Ms. Hall does what I love most in a mystery: she makes the case have an effect on the main character. Just as Michael Connelly does with Harry Bosch and Robert Crais does with Elvis Cole, the ramifications change their lives, make the cases more than just another day at work for them. There are things in the case that parallel their personal lives in some way, and there are aspects of their jobs that they can’t leave in the office. These stories go far beyond mere mysteries or police procedurals. We get to see the humans behind the cases, and we come to care for them and empathize with the effects that witnessing humanity at its worse can have on the investigators.

They’re not getting through these things unscathed.
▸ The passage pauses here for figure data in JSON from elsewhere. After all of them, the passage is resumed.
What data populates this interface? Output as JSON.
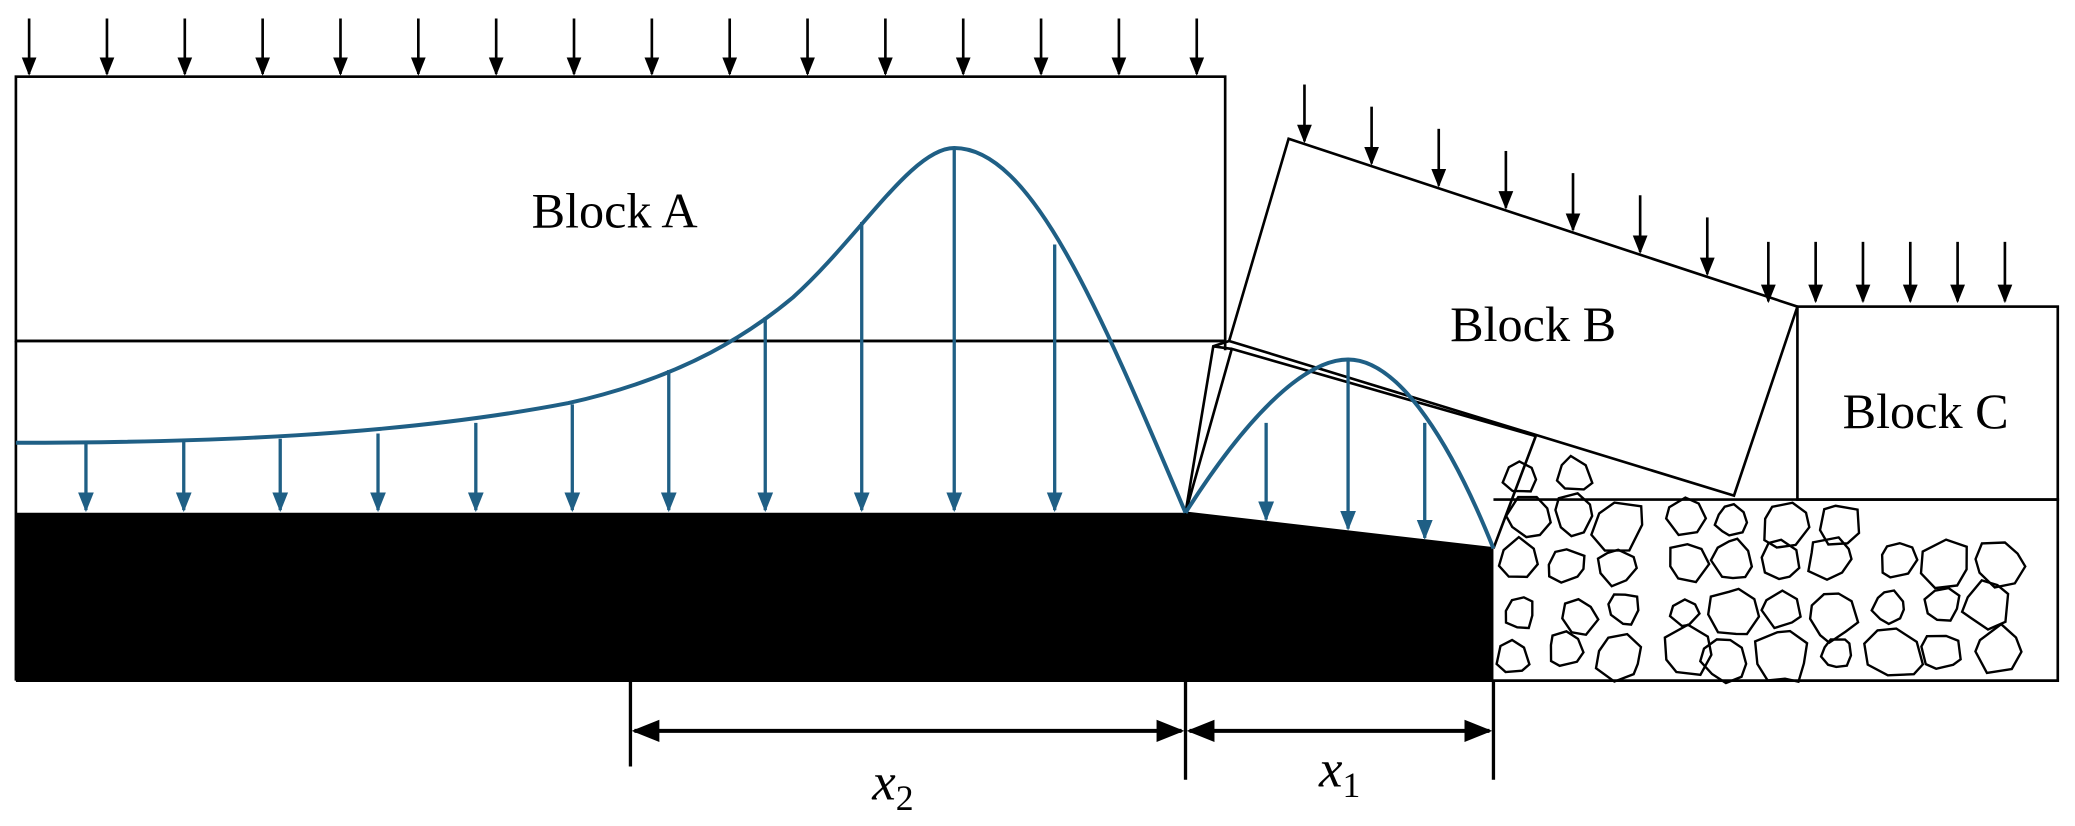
{
  "blocks": [
    {
      "label": "Block A"
    },
    {
      "label": "Block B"
    },
    {
      "label": "Block C"
    }
  ],
  "dimensions": [
    {
      "symbol": "x",
      "subscript": "2"
    },
    {
      "symbol": "x",
      "subscript": "1"
    }
  ]
}
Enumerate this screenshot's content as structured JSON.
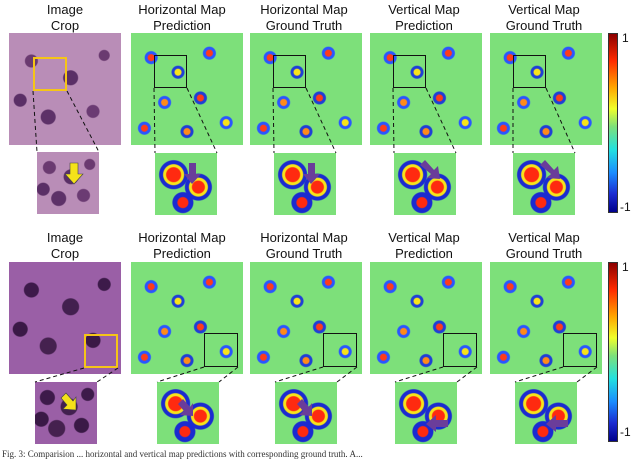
{
  "row1_titles": {
    "col1": [
      "Image",
      "Crop"
    ],
    "col2": [
      "Horizontal Map",
      "Prediction"
    ],
    "col3": [
      "Horizontal Map",
      "Ground Truth"
    ],
    "col4": [
      "Vertical Map",
      "Prediction"
    ],
    "col5": [
      "Vertical Map",
      "Ground Truth"
    ]
  },
  "row2_titles": {
    "col1": [
      "Image",
      "Crop"
    ],
    "col2": [
      "Horizontal Map",
      "Prediction"
    ],
    "col3": [
      "Horizontal Map",
      "Ground Truth"
    ],
    "col4": [
      "Vertical Map",
      "Prediction"
    ],
    "col5": [
      "Vertical Map",
      "Ground Truth"
    ]
  },
  "colorbar": {
    "top_label": "1",
    "bottom_label": "-1"
  },
  "caption": "Fig. 3: Comparision ... horizontal and vertical map predictions with corresponding ground truth. A...",
  "colors": {
    "selection_yellow": "#f5c518",
    "arrow_yellow": "#f5e21a",
    "arrow_purple": "#6a3d9a",
    "map_background": "#7de07a"
  }
}
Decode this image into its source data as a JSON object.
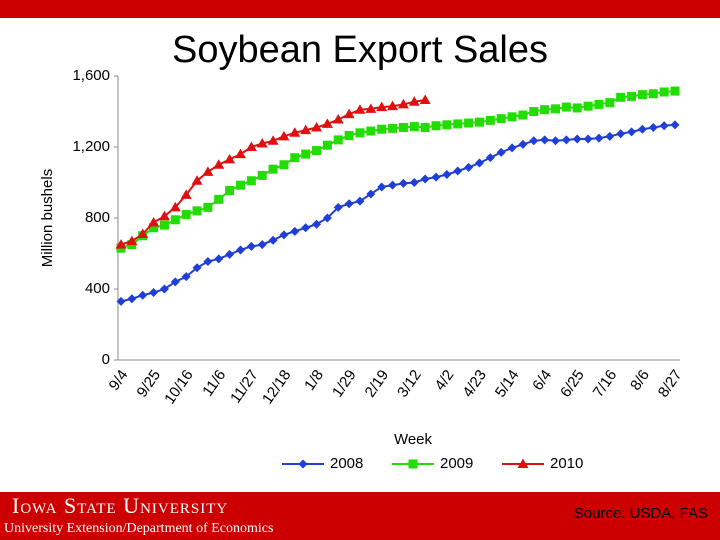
{
  "chart_data": {
    "type": "line",
    "title": "Soybean Export Sales",
    "y_label": "Million bushels",
    "x_label": "Week",
    "categories": [
      "9/4",
      null,
      null,
      "9/25",
      null,
      null,
      "10/16",
      null,
      null,
      "11/6",
      null,
      null,
      "11/27",
      null,
      null,
      "12/18",
      null,
      null,
      "1/8",
      null,
      null,
      "1/29",
      null,
      null,
      "2/19",
      null,
      null,
      "3/12",
      null,
      null,
      "4/2",
      null,
      null,
      "4/23",
      null,
      null,
      "5/14",
      null,
      null,
      "6/4",
      null,
      null,
      "6/25",
      null,
      null,
      "7/16",
      null,
      null,
      "8/6",
      null,
      null,
      "8/27"
    ],
    "series": [
      {
        "name": "2008",
        "color": "#1f3fd6",
        "marker": "diamond",
        "values": [
          330,
          345,
          365,
          380,
          400,
          440,
          470,
          520,
          555,
          570,
          595,
          620,
          640,
          650,
          675,
          705,
          725,
          745,
          765,
          800,
          860,
          880,
          895,
          935,
          975,
          985,
          995,
          1000,
          1020,
          1030,
          1045,
          1065,
          1085,
          1110,
          1140,
          1170,
          1195,
          1215,
          1235,
          1240,
          1235,
          1240,
          1245,
          1245,
          1250,
          1260,
          1275,
          1285,
          1300,
          1310,
          1320,
          1325
        ]
      },
      {
        "name": "2009",
        "color": "#22dd00",
        "marker": "square",
        "values": [
          630,
          650,
          700,
          745,
          760,
          790,
          820,
          840,
          860,
          905,
          955,
          985,
          1010,
          1040,
          1075,
          1100,
          1140,
          1160,
          1180,
          1210,
          1240,
          1265,
          1280,
          1290,
          1300,
          1305,
          1310,
          1315,
          1310,
          1320,
          1325,
          1330,
          1335,
          1340,
          1350,
          1360,
          1370,
          1380,
          1400,
          1410,
          1415,
          1425,
          1420,
          1430,
          1440,
          1450,
          1480,
          1485,
          1495,
          1500,
          1510,
          1515
        ]
      },
      {
        "name": "2010",
        "color": "#e01010",
        "marker": "triangle",
        "values": [
          650,
          670,
          710,
          775,
          810,
          860,
          930,
          1010,
          1060,
          1100,
          1130,
          1160,
          1200,
          1220,
          1235,
          1260,
          1280,
          1295,
          1310,
          1330,
          1355,
          1385,
          1410,
          1415,
          1425,
          1430,
          1440,
          1455,
          1465,
          null,
          null,
          null,
          null,
          null,
          null,
          null,
          null,
          null,
          null,
          null,
          null,
          null,
          null,
          null,
          null,
          null,
          null,
          null,
          null,
          null,
          null,
          null
        ]
      }
    ],
    "ylim": [
      0,
      1600
    ],
    "yticks": [
      0,
      400,
      800,
      {
        "value": 1200,
        "label": "1,200"
      },
      {
        "value": 1600,
        "label": "1,600"
      }
    ],
    "legend": "bottom",
    "grid": false
  },
  "footer": {
    "university": "Iowa State University",
    "department": "University Extension/Department of Economics",
    "source": "Source: USDA, FAS"
  }
}
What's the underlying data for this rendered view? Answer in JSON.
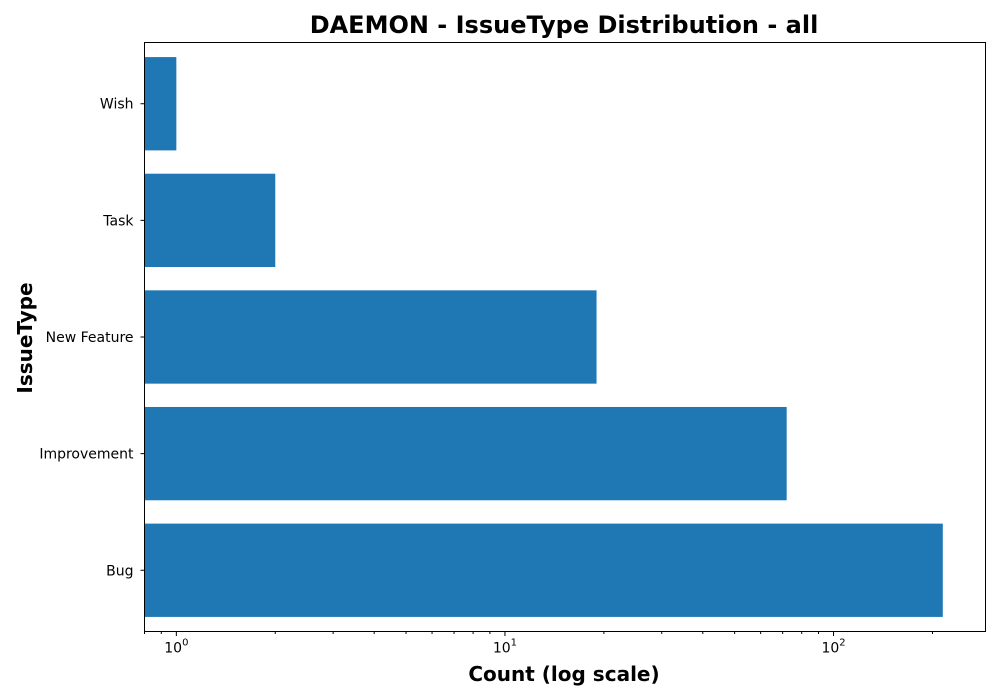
{
  "chart_data": {
    "type": "bar",
    "orientation": "horizontal",
    "title": "DAEMON - IssueType Distribution - all",
    "xlabel": "Count (log scale)",
    "ylabel": "IssueType",
    "x_scale": "log",
    "xlim": [
      0.8,
      290
    ],
    "x_tick_base": "10",
    "x_ticks": [
      {
        "value": 1,
        "exponent": "0"
      },
      {
        "value": 10,
        "exponent": "1"
      },
      {
        "value": 100,
        "exponent": "2"
      }
    ],
    "categories": [
      "Bug",
      "Improvement",
      "New Feature",
      "Task",
      "Wish"
    ],
    "values": [
      215,
      72,
      19,
      2,
      1
    ],
    "bar_color": "#1f77b4",
    "grid": false,
    "legend": "none"
  }
}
And that makes us love these people, makes us root for them as we never would for Sherlock Holmes. We want Sherlock to solve the case. But we want Harry and Elvis and Lou to triumph, not just over the case, but over the problems in their lives as well. And because they often fail—just as we do—we root for them that much more.

Ms. Hall steps outside the boundaries of the genre with these books, and that makes me a fan, not just a reader.

I only have one problem: Ms. Hall, if you’re reading this, where’s the next one?